Rufus’s head came up, and he bounded in Ethan’s direction. The horses spooked and jumped, dancing and throwing their heads.
“Sorry,” Ethan said.
He followed the man and the horses through the gate.
“Get that shut behind us, okay?” the man asked him. “Make sure it really latches. In other words, be smart. Not like me.”
Ethan h
ad to take off his gloves to secure the board gate, the metal of the latch cold against his fingers. The man let go of the twin halters, and the chestnut horses cantered away, disappearing behind the barn.
Rufus ducked through the boards of the fence and joined up with Ethan.
“Yearlings,” the man said. “Not much training yet. You have no idea how much trouble you just saved me. No idea. I would’ve had to go out searching. On a horse. With a rope. Only it’s not easy to rope two colts more or less at once. I likely would’ve had to pay somebody to go out with me and track ’em down. Might’ve taken days. I owe you one. So, look. Hold tight to that dog. Some of the mules are none too friendly. I got one who’ll trample a dog if he gets half a chance. And don’t you get near him, either. He bites and he kicks.”

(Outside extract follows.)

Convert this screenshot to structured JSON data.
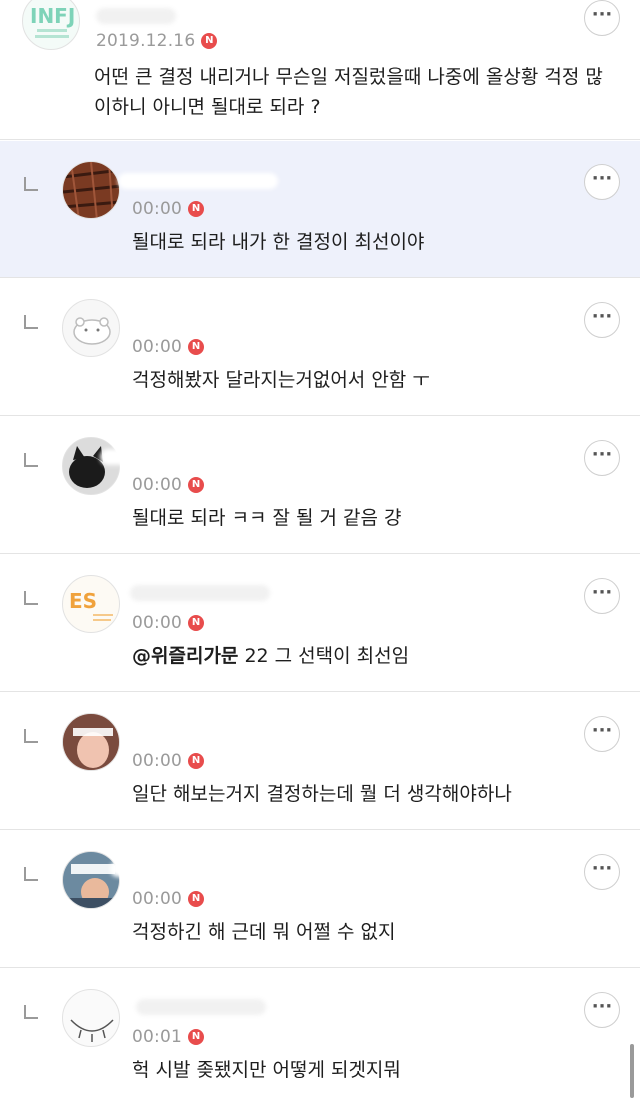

“Maybe I should be going,” Ethan said, his voice trembling just slightly.
“Don’t worry, they’re in that big corral. Let me get you some coffee to warm you up. That A-frame, you say? I saw there was a guy living there now but I didn’t see any kid. I mean, until this. Wait. You’re too young to drink coffee, aren’t you? I’ll make some cocoa.”
“I drink coffee,” Ethan said, holding tightly to Rufus’s collar.
“Still and all, I don’t want to be the one corrupting a kid.”
“I’m seventeen.”
The man leveled him with a stare that made Ethan’s face feel hot. “Really?”
“I know I don’t look it.”
“I didn’t say that.”
“You didn’t have to.”
“I take people at their word. Besides. Not everybody looks their age. Now you take Jone. Our neighbor in one of those houses downhill. She’s seventy. Got children and grandchildren and great-grandchildren over on the Blythe River Reservation on the other side of the foothills. And she’s beautiful. Doesn’t look a day over fifty. You know Jone?”
“No, sir. I haven’t met any of the neighbors. Except you. Just now.”
“Well, there aren’t many to meet. At least, not until July or so when we thaw out for real. In the winter, and in spring like it is now, it’s just me and Marcus and Jone. If you ever meet her, put in a good word for me. With Jone. Not Marcus. I don’t care so much about him.”